Karnataka chief minister B S Yedyurappa appealed to migrant workers not to leave Karnataka but it has not had an effect. “The magnitude of their demand to go home during the pandemic points not just to the fact that there are millions of them, but also to the reality that they do not see the cities, where they have spent many years, to be their homes. The village provides a safety net to which they return whenever the urban turns uncertain," said Dr Narendar Pani, an economist at National Institute of Advanced Studies.

For the workers, the pandemic and the lockdown have proved that the city that ran on their labour has no space for them in a crisis. Govind Mondal from Bengal’s Nadia district works at a large construction site in the city.

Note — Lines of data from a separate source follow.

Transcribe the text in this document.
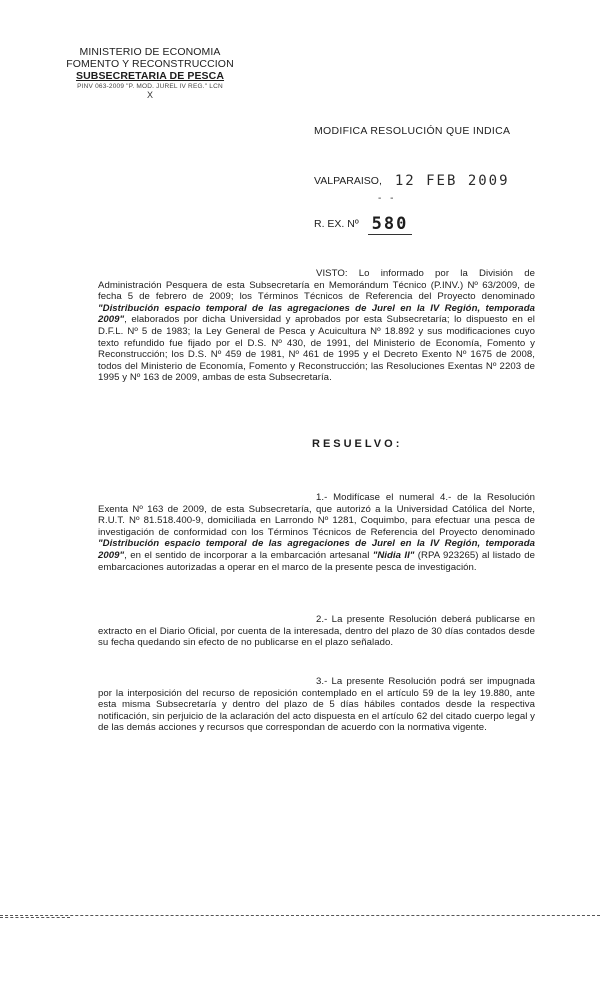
MINISTERIO DE ECONOMIA
FOMENTO Y RECONSTRUCCION
SUBSECRETARIA DE PESCA
PINV 063-2009 "P. MOD. JUREL IV REG." LCN
X
MODIFICA RESOLUCIÓN QUE INDICA
VALPARAISO, 12 FEB 2009
- -
R. EX. Nº 580
VISTO: Lo informado por la División de Administración Pesquera de esta Subsecretaría en Memorándum Técnico (P.INV.) Nº 63/2009, de fecha 5 de febrero de 2009; los Términos Técnicos de Referencia del Proyecto denominado "Distribución espacio temporal de las agregaciones de Jurel en la IV Región, temporada 2009", elaborados por dicha Universidad y aprobados por esta Subsecretaría; lo dispuesto en el D.F.L. Nº 5 de 1983; la Ley General de Pesca y Acuicultura Nº 18.892 y sus modificaciones cuyo texto refundido fue fijado por el D.S. Nº 430, de 1991, del Ministerio de Economía, Fomento y Reconstrucción; los D.S. Nº 459 de 1981, Nº 461 de 1995 y el Decreto Exento Nº 1675 de 2008, todos del Ministerio de Economía, Fomento y Reconstrucción; las Resoluciones Exentas Nº 2203 de 1995 y Nº 163 de 2009, ambas de esta Subsecretaría.
RESUELVO:
1.- Modifícase el numeral 4.- de la Resolución Exenta Nº 163 de 2009, de esta Subsecretaría, que autorizó a la Universidad Católica del Norte, R.U.T. Nº 81.518.400-9, domiciliada en Larrondo Nº 1281, Coquimbo, para efectuar una pesca de investigación de conformidad con los Términos Técnicos de Referencia del Proyecto denominado "Distribución espacio temporal de las agregaciones de Jurel en la IV Región, temporada 2009", en el sentido de incorporar a la embarcación artesanal "Nidia II" (RPA 923265) al listado de embarcaciones autorizadas a operar en el marco de la presente pesca de investigación.
2.- La presente Resolución deberá publicarse en extracto en el Diario Oficial, por cuenta de la interesada, dentro del plazo de 30 días contados desde su fecha quedando sin efecto de no publicarse en el plazo señalado.
3.- La presente Resolución podrá ser impugnada por la interposición del recurso de reposición contemplado en el artículo 59 de la ley 19.880, ante esta misma Subsecretaría y dentro del plazo de 5 días hábiles contados desde la respectiva notificación, sin perjuicio de la aclaración del acto dispuesta en el artículo 62 del citado cuerpo legal y de las demás acciones y recursos que correspondan de acuerdo con la normativa vigente.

More than 100 of his fellow workers have already left. “I stayed back because I thought work would restart. My family is worried, and I’ve decided to leave in the first week of June. Those who have left will not return for six months," he said.

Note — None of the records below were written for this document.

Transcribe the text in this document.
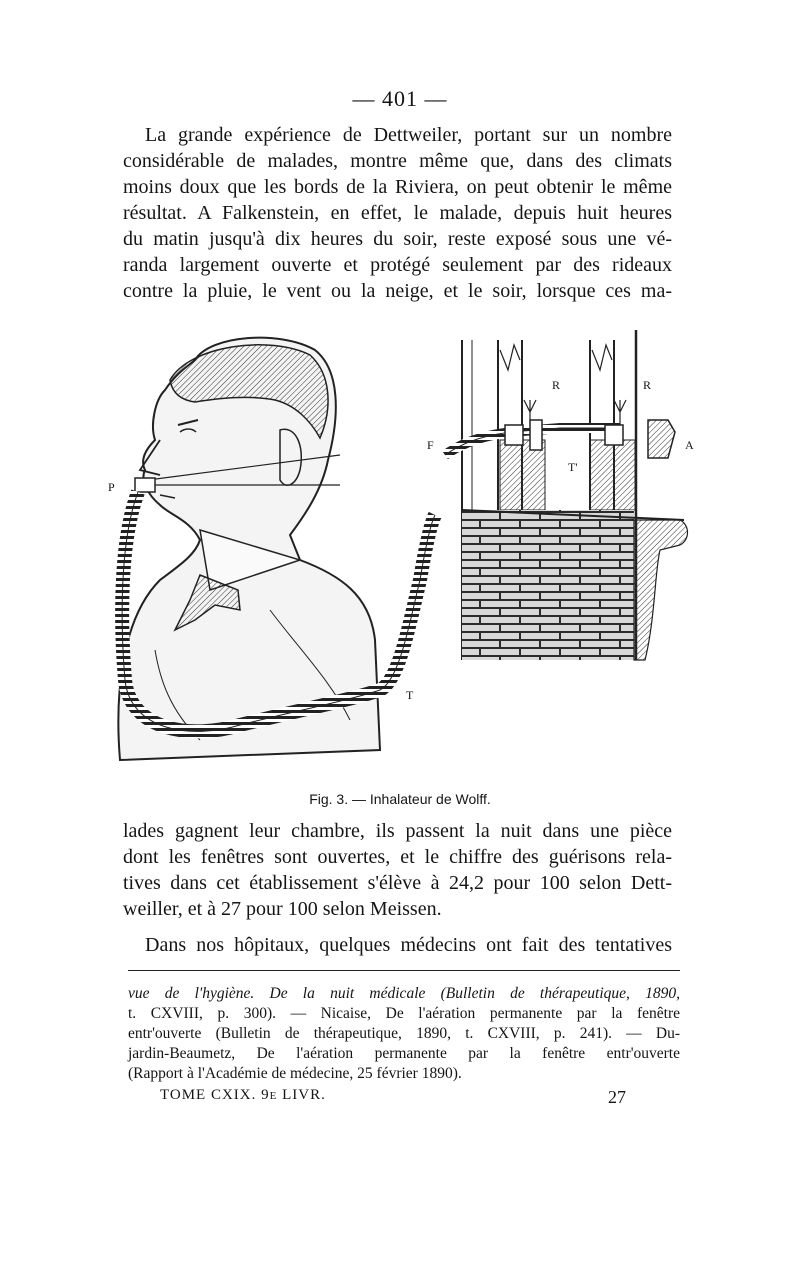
— 401 —
La grande expérience de Dettweiler, portant sur un nombre
considérable de malades, montre même que, dans des climats
moins doux que les bords de la Riviera, on peut obtenir le même
résultat. A Falkenstein, en effet, le malade, depuis huit heures
du matin jusqu'à dix heures du soir, reste exposé sous une vé-
randa largement ouverte et protégé seulement par des rideaux
contre la pluie, le vent ou la neige, et le soir, lorsque ces ma-
P
F
R	R
T'
A
T
Fig. 3. — Inhalateur de Wolff.
lades gagnent leur chambre, ils passent la nuit dans une pièce
dont les fenêtres sont ouvertes, et le chiffre des guérisons rela-
tives dans cet établissement s'élève à 24,2 pour 100 selon Dett-
weiller, et à 27 pour 100 selon Meissen.
Dans nos hôpitaux, quelques médecins ont fait des tentatives
vue de l'hygiène. De la nuit médicale (Bulletin de thérapeutique, 1890,
t. CXVIII, p. 300). — Nicaise, De l'aération permanente par la fenêtre
entr'ouverte (Bulletin de thérapeutique, 1890, t. CXVIII, p. 241). — Du-
jardin-Beaumetz, De l'aération permanente par la fenêtre entr'ouverte
(Rapport à l'Académie de médecine, 25 février 1890).
TOME CXIX. 9e LIVR.	27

Tushar Kumar Mohanty from Odisha’s Balasore district cooks at eight gated communities on Bannerghatta Road, his day starting at 5am and stretching till 9pm. He and other cooks from his village earned 35,000 per month, saving enough for themselves despite sending a considerable amount back home. He has not earned a rupee for two months, he says. “A bus with 31 of my friends and relatives left for Balasore and Bhadrak in Odisha last week. They worked here as plumbers, cooks, security guards and sales assistants in malls. How long could they stay without earning? I too will leave if my employers do not call me back next week," he said.

Vishwadeep Das came to Bengaluru from Odisha five years ago and has been working as a plumber. His roommates have returned home. “The lockdown has been difficult. My contractor did not pay me, and I could not pay my room rent. Luckily, I got a job at an apartment complex recently," said Das.

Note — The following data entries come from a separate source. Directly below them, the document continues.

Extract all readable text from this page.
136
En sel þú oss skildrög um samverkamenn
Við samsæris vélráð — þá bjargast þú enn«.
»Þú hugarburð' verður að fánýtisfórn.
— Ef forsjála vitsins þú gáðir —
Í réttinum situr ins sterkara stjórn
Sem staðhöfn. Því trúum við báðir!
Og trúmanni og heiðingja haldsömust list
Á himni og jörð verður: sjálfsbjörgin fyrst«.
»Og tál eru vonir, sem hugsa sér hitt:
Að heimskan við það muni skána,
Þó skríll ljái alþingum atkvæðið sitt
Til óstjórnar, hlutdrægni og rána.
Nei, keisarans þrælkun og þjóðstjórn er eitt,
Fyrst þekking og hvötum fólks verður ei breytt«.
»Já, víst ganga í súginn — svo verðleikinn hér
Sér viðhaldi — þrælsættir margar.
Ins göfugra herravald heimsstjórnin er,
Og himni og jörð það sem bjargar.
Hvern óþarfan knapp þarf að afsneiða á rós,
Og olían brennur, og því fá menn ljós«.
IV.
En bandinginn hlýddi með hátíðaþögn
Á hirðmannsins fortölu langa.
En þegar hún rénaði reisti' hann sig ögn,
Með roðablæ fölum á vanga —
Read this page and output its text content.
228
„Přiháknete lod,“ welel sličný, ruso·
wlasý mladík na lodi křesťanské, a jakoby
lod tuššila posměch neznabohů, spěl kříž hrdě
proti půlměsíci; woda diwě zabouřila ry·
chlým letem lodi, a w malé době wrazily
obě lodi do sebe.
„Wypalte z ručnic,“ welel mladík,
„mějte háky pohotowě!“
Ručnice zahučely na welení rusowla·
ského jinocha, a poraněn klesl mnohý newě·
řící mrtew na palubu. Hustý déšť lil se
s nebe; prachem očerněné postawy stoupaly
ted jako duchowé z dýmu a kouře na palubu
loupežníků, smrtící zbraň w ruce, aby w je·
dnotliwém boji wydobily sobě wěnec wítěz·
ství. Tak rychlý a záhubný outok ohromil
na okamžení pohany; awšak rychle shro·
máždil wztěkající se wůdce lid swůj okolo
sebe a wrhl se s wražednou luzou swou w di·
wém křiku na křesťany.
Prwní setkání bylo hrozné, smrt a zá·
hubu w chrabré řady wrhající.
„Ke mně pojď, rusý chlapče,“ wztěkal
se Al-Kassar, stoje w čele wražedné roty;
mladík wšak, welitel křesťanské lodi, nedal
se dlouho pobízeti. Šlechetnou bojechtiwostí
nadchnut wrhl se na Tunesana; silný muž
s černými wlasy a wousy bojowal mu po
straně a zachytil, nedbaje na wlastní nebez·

The lockdown has exposed the class divides that define urban India. “The government didn’t mention them after the lockdown was imposed. Everybody woke up when they hit the streets and started walking home," said Yadav.

Yusuf Ahmed from Kurnool in Andhra Pradesh, who works at a mall construction site, said most of the labourers were from UP and Bihar. As construction work stopped during the lockdown, most left the city. Construction has resumed, “but there barely anybody to work," he said.

Prabhat P Ghosh, Director, Asian Development Research Institute, Patna, believes the workers will have to return eventually as there are no jobs or opportunities in the villages. “UP, Bihar and Bengal are the most densely populated states with a limited carrying capacity of land to support their population. These states have minimum industrialization. So, people are forced to go out to earn," he said. “Unless the huge regional disparity in India ends, this will continue."